President Pranab Mukherjee’s maiden foreign visit to Bangladesh has assumed a significance far beyond the fact that this is his first since he took office in July last year. The historical and political importance of the presidential state visit comes in the wake of mass-scale protests in Dhaka’s Shahbag Square, demanding death penalty for the war criminals of 1971 Bangladesh liberation war, which India supported wholeheartedly. While the popular protests led by students, teachers, activists and other sections of the civil society, had been largely peaceful, violence broke out when members of the fundamentalist party Jamaat-e-Islami (JI) started killing people after the International Crimes Tribunal sentenced one of the accused, the 73-year-old Delwar Hossain Saydee, the vice-president of JI, to death, who was found guilty of eight counts out of 20, involving rape, mass killings and atrocities during the 1971 freedom war against Pakistan. That Pranab Mukherjee, who was a key member of the cabinet under the late Prime Minister Indira Gandhi when she sent troops across India’s eastern borders to assist Sheikh Mujibur Rahman to defeat the Pakistani forces, and facilitate Bangladesh’s liberation despite strong American reservations on the matter, is a crucial case in point.
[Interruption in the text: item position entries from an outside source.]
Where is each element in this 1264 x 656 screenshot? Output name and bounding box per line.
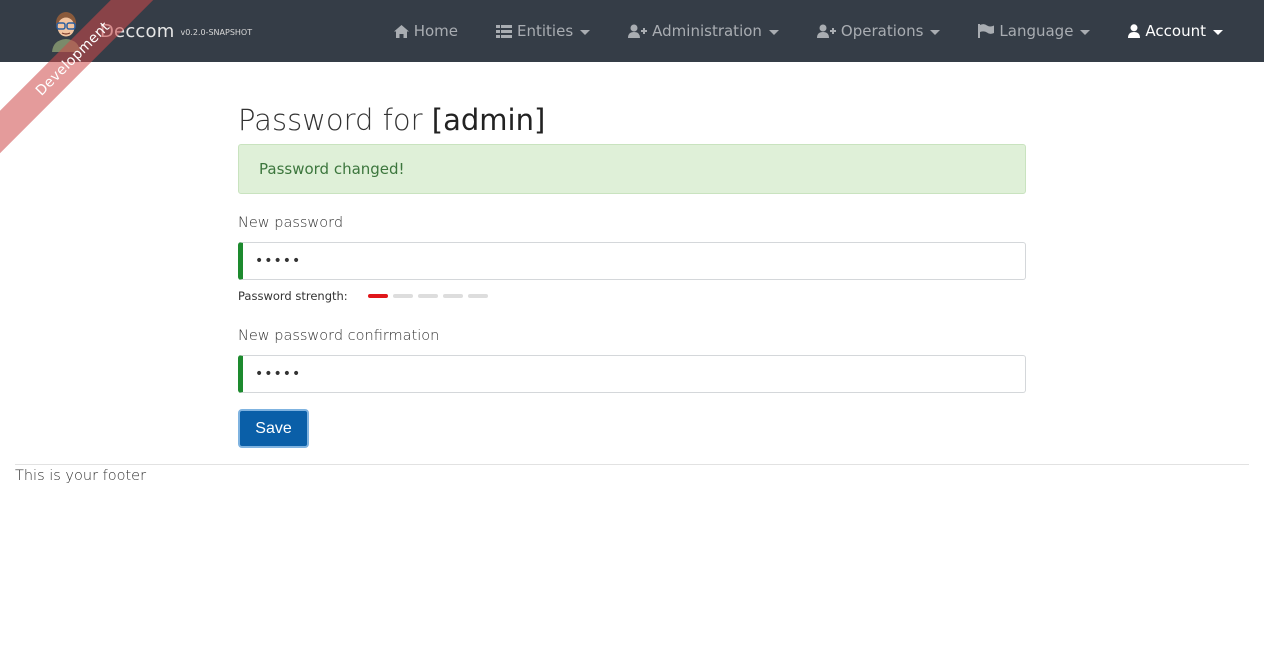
- password-strength-label: Password strength:: [238, 289, 348, 303]
- chevron-down-icon: [930, 29, 941, 35]
- chevron-down-icon: [580, 29, 591, 35]
- nav-item-entities-label: Entities: [517, 22, 574, 40]
- strength-bar: [442, 294, 463, 298]
- user-plus-icon: [628, 24, 648, 38]
- strength-bar: [417, 294, 438, 298]
- password-form: New password Password strength: New pass…: [238, 214, 1026, 448]
- flag-icon: [978, 24, 995, 38]
- nav-item-entities[interactable]: Entities: [477, 0, 609, 62]
- footer-text: This is your footer: [15, 468, 147, 484]
- footer-divider: [15, 464, 1249, 465]
- chevron-down-icon: [1213, 29, 1223, 35]
- confirm-password-field[interactable]: [238, 355, 1026, 393]
- password-page: Password for [admin] Password changed! N…: [238, 96, 1026, 448]
- brand-title: Deccom: [100, 20, 175, 42]
- nav-item-language-label: Language: [999, 22, 1074, 40]
- nav-item-home-label: Home: [413, 22, 459, 40]
- nav-item-administration[interactable]: Administration: [609, 0, 798, 62]
- page-title-login: [admin]: [431, 103, 546, 137]
- nav-item-account-label: Account: [1145, 22, 1206, 40]
- nav-item-operations-label: Operations: [840, 22, 924, 40]
- brand-version: v0.2.0-SNAPSHOT: [180, 27, 253, 37]
- home-icon: [393, 24, 409, 38]
- list-icon: [496, 24, 513, 38]
- nav-item-account[interactable]: Account: [1109, 0, 1242, 62]
- nav-item-operations[interactable]: Operations: [798, 0, 959, 62]
- chevron-down-icon: [768, 29, 779, 35]
- strength-bar: [367, 294, 388, 298]
- chevron-down-icon: [1080, 29, 1091, 35]
- navbar: Deccom v0.2.0-SNAPSHOT Home Entities Adm…: [0, 0, 1264, 62]
- page-title-prefix: Password for: [238, 103, 432, 137]
- user-plus-icon: [816, 24, 836, 38]
- password-strength: Password strength:: [238, 288, 1026, 304]
- page-title: Password for [admin]: [238, 96, 1026, 144]
- new-password-field[interactable]: [238, 242, 1026, 280]
- strength-bar: [392, 294, 413, 298]
- nav-item-language[interactable]: Language: [959, 0, 1109, 62]
- password-strength-bars: [367, 294, 493, 298]
- brand-link[interactable]: Deccom v0.2.0-SNAPSHOT: [48, 6, 252, 56]
- nav-item-home[interactable]: Home: [375, 0, 477, 62]
- nav-item-administration-label: Administration: [652, 22, 762, 40]
- form-actions: Save: [238, 409, 1026, 448]
- nav-items: Home Entities Administration Operations …: [375, 0, 1242, 62]
- success-alert: Password changed!: [238, 144, 1026, 194]
- brand-logo-icon: [52, 12, 80, 52]
- strength-bar: [467, 294, 488, 298]
- save-button[interactable]: Save: [238, 409, 309, 448]
- user-icon: [1128, 24, 1141, 38]
- new-password-label: New password: [238, 215, 344, 231]
- confirm-password-label: New password confirmation: [238, 328, 440, 344]
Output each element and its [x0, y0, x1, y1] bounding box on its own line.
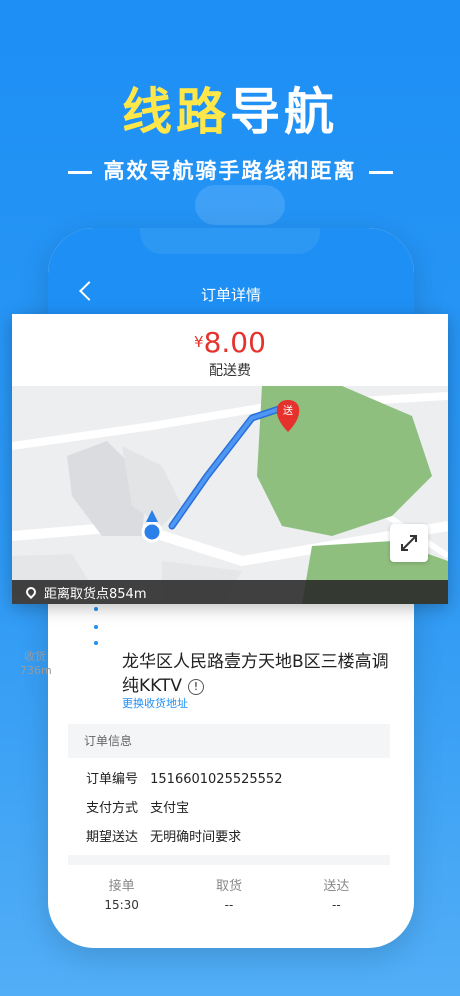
fee-label: 配送费 — [209, 363, 251, 379]
step-accept: 接单 15:30 — [68, 875, 175, 912]
step-label: 取货 — [215, 879, 242, 894]
fee-amount: 8.00 — [203, 326, 266, 359]
subtitle-dash-left — [67, 170, 92, 174]
distance-text: 距离取货点854m — [44, 586, 147, 602]
step-value: -- — [331, 898, 341, 912]
expand-icon — [401, 535, 417, 551]
timeline-dot — [94, 625, 98, 629]
background-scooter-deco — [195, 185, 285, 225]
delivery-address-text: 龙华区人民路壹方天地B区三楼高调纯KKTV — [122, 652, 389, 696]
fee-currency: ¥ — [194, 333, 204, 351]
info-row-value: 无明确时间要求 — [150, 830, 242, 845]
step-pickup: 取货 -- — [175, 875, 282, 912]
phone-notch — [140, 228, 320, 254]
route-map[interactable]: 送 距离取货点854m — [12, 386, 448, 604]
receive-distance: 736m — [20, 664, 52, 677]
step-label: 送达 — [323, 879, 350, 894]
fee-map-card: ¥8.00 配送费 送 距离取货点854m — [12, 314, 448, 604]
receive-label: 收货 736m — [20, 650, 52, 678]
location-pin-icon — [23, 584, 39, 600]
expand-map-button[interactable] — [390, 524, 428, 562]
info-icon[interactable]: ! — [188, 679, 204, 695]
nav-title: 订单详情 — [200, 286, 261, 304]
info-row-key: 支付方式 — [86, 801, 139, 816]
change-address-link[interactable]: 更换收货地址 — [122, 695, 188, 711]
delivery-marker-label: 送 — [283, 406, 293, 417]
section-divider — [68, 855, 390, 865]
delivery-address: 龙华区人民路壹方天地B区三楼高调纯KKTV! — [122, 650, 392, 698]
info-row-expected-delivery: 期望送达 无明确时间要求 — [86, 826, 241, 845]
timeline-dot — [94, 641, 98, 645]
step-delivered: 送达 -- — [283, 875, 390, 912]
distance-bar: 距离取货点854m — [12, 580, 448, 604]
order-info-section-title: 订单信息 — [68, 724, 390, 758]
hero-subtitle: 高效导航骑手路线和距离 — [0, 155, 460, 185]
info-row-key: 订单编号 — [86, 772, 139, 787]
info-row-value: 支付宝 — [150, 801, 190, 816]
order-steps: 接单 15:30 取货 -- 送达 -- — [68, 875, 390, 912]
subtitle-dash-right — [368, 170, 393, 174]
hero-subtitle-text: 高效导航骑手路线和距离 — [103, 159, 357, 183]
info-row-value: 1516601025525552 — [150, 772, 283, 787]
hero-title: 线路导航 — [0, 72, 460, 144]
rider-location-icon — [141, 521, 163, 543]
step-value: -- — [224, 898, 234, 912]
timeline-dot — [94, 607, 98, 611]
delivery-fee: ¥8.00 — [12, 326, 448, 359]
hero-title-rest: 导航 — [230, 83, 338, 141]
step-label: 接单 — [108, 879, 135, 894]
step-value: 15:30 — [104, 898, 139, 912]
hero-title-accent: 线路 — [122, 83, 230, 141]
info-row-key: 期望送达 — [86, 830, 139, 845]
map-canvas — [12, 386, 448, 604]
info-row-order-number: 订单编号 1516601025525552 — [86, 768, 282, 787]
info-row-payment: 支付方式 支付宝 — [86, 797, 189, 816]
receive-label-text: 收货 — [24, 650, 46, 663]
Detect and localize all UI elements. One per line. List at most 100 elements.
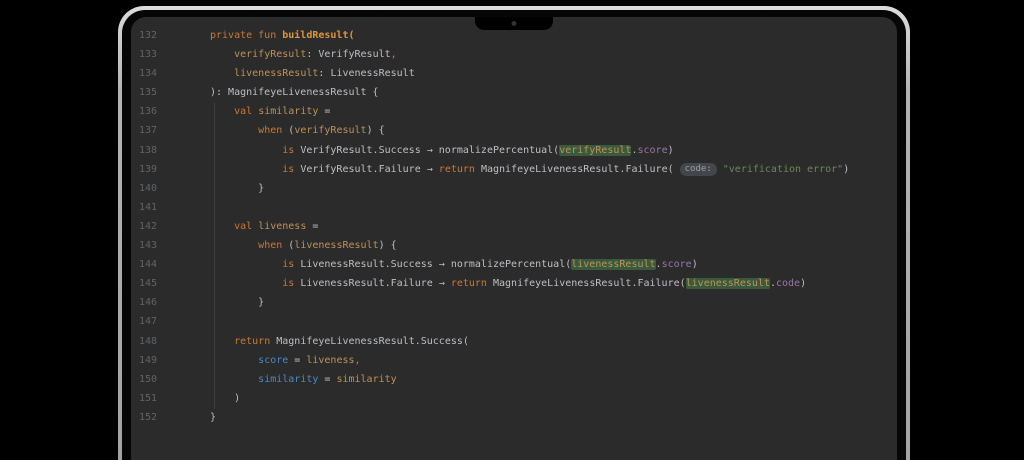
- code-token: similarity: [258, 373, 319, 385]
- line-number: 152: [139, 411, 158, 423]
- code-token: is: [282, 259, 301, 271]
- code-token: }: [210, 411, 217, 423]
- code-token: when: [258, 240, 283, 252]
- code-text: similarity = similarity: [210, 370, 397, 389]
- code-line[interactable]: 143 when (livenessResult) {: [139, 236, 897, 255]
- code-token: MagnifeyeLivenessResult.Success(: [276, 335, 469, 347]
- code-lines: 132 private fun buildResult(133 verifyRes…: [139, 26, 897, 427]
- code-text: score = liveness,: [210, 351, 360, 370]
- code-text: val similarity =: [210, 102, 330, 121]
- code-line[interactable]: 152}: [139, 408, 897, 427]
- code-token: val: [234, 220, 259, 232]
- line-number: 132: [139, 30, 158, 41]
- code-line[interactable]: 150 similarity = similarity: [139, 370, 897, 389]
- code-token: similarity: [336, 373, 397, 385]
- line-number: 140: [139, 182, 158, 194]
- line-number: 148: [139, 335, 158, 347]
- camera-icon: [511, 21, 517, 26]
- code-token: similarity: [258, 106, 319, 118]
- code-token: livenessResult: [294, 240, 379, 252]
- code-text: }: [210, 179, 264, 198]
- highlighted-usage-token: verifyResult: [559, 144, 632, 156]
- code-line[interactable]: 134 livenessResult: LivenessResult: [139, 64, 897, 83]
- line-number: 134: [139, 68, 158, 80]
- code-line[interactable]: 142 val liveness =: [139, 217, 897, 236]
- code-token: ) {: [366, 125, 385, 137]
- line-number: 137: [139, 125, 158, 137]
- code-token: }: [210, 297, 265, 309]
- code-token: (: [282, 240, 295, 252]
- code-text: is VerifyResult.Failure → return Magnife…: [210, 160, 849, 179]
- laptop-device: 132 private fun buildResult(133 verifyRes…: [118, 6, 910, 460]
- line-number: 150: [139, 373, 158, 385]
- code-token: :: [306, 49, 319, 61]
- code-token: is: [282, 163, 301, 175]
- line-number: 138: [139, 144, 158, 156]
- code-token: (: [282, 125, 295, 137]
- code-token: =: [306, 220, 319, 232]
- code-token: ) {: [378, 240, 397, 252]
- code-token: VerifyResult: [318, 49, 391, 61]
- code-token: val: [234, 106, 259, 118]
- code-line[interactable]: 137 when (verifyResult) {: [139, 121, 897, 140]
- code-line[interactable]: 148 return MagnifeyeLivenessResult.Succe…: [139, 332, 897, 351]
- code-token: is: [282, 144, 301, 156]
- code-text: when (livenessResult) {: [210, 236, 397, 255]
- code-line[interactable]: 151 ): [139, 389, 897, 408]
- code-token: code: [775, 278, 801, 290]
- display-notch: [475, 17, 553, 30]
- code-line[interactable]: 135): MagnifeyeLivenessResult {: [139, 83, 897, 102]
- code-line[interactable]: 147: [139, 312, 897, 331]
- code-token: =: [318, 373, 337, 385]
- code-token: MagnifeyeLivenessResult.Failure(: [480, 163, 680, 175]
- code-line[interactable]: 141: [139, 198, 897, 217]
- code-token: return: [438, 163, 481, 175]
- code-token: return: [234, 335, 277, 347]
- code-token: ): [691, 259, 698, 271]
- code-token: =: [288, 354, 307, 366]
- code-line[interactable]: 133 verifyResult: VerifyResult,: [139, 45, 897, 64]
- code-line[interactable]: 145 is LivenessResult.Failure → return M…: [139, 274, 897, 293]
- code-line[interactable]: 140 }: [139, 179, 897, 198]
- code-line[interactable]: 136 val similarity =: [139, 102, 897, 121]
- code-text: ): MagnifeyeLivenessResult {: [210, 83, 379, 102]
- code-token: LivenessResult.Success → normalizePercen…: [300, 259, 572, 271]
- code-token: when: [258, 125, 283, 137]
- code-token: }: [210, 182, 265, 194]
- line-number: 142: [139, 220, 158, 232]
- code-editor[interactable]: 132 private fun buildResult(133 verifyRes…: [131, 17, 897, 460]
- line-number: 139: [139, 163, 158, 175]
- code-line[interactable]: 138 is VerifyResult.Success → normalizeP…: [139, 141, 897, 160]
- code-line[interactable]: 149 score = liveness,: [139, 351, 897, 370]
- code-text: is LivenessResult.Failure → return Magni…: [210, 274, 806, 293]
- code-token: is: [282, 278, 301, 290]
- code-line[interactable]: 144 is LivenessResult.Success → normaliz…: [139, 255, 897, 274]
- code-text: }: [210, 408, 216, 427]
- highlighted-usage-token: livenessResult: [685, 278, 770, 290]
- code-token: :: [318, 68, 331, 80]
- code-line[interactable]: 139 is VerifyResult.Failure → return Mag…: [139, 160, 897, 179]
- line-number: 144: [139, 259, 158, 271]
- line-number: 147: [139, 316, 158, 328]
- code-line[interactable]: 146 }: [139, 293, 897, 312]
- code-token: LivenessResult: [330, 68, 415, 80]
- line-number: 145: [139, 278, 158, 290]
- line-number: 143: [139, 240, 158, 252]
- code-token: verifyResult: [234, 49, 307, 61]
- line-number: 141: [139, 201, 158, 213]
- code-token: livenessResult: [234, 68, 319, 80]
- indent-guide: [214, 103, 215, 409]
- code-text: livenessResult: LivenessResult: [210, 64, 415, 83]
- code-token: buildResult(: [282, 30, 355, 41]
- laptop-bezel: 132 private fun buildResult(133 verifyRes…: [122, 10, 906, 460]
- code-token: =: [318, 106, 331, 118]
Mujibur Rahman, the first president of independent Bangladesh, whose secular democratic Awami League took to power in 1971, was however, brutally murdered along with his entire family in 1975. The only member to survive the massacre was the current prime minister of Bangladesh, Sheikh Hasina, who was in London when the slaughter happened. Hasina and her Awami League have always been particular about maintaining friendly bilateral ties with India, while the Khaleda Zia-led Bangladesh Nationalist Party, which was in power from 2001 – 2006, has been instrumental in fomenting the fanatical and fundamentalist elements in the country, and also provide safe haven to terrorists from Pakistan. Clearly, Mukherjee’s visit during Hasina’s reign puts the spotlight on the future of Indo-Bangladesh ties and their joint efforts at cooperation on regional and security fronts.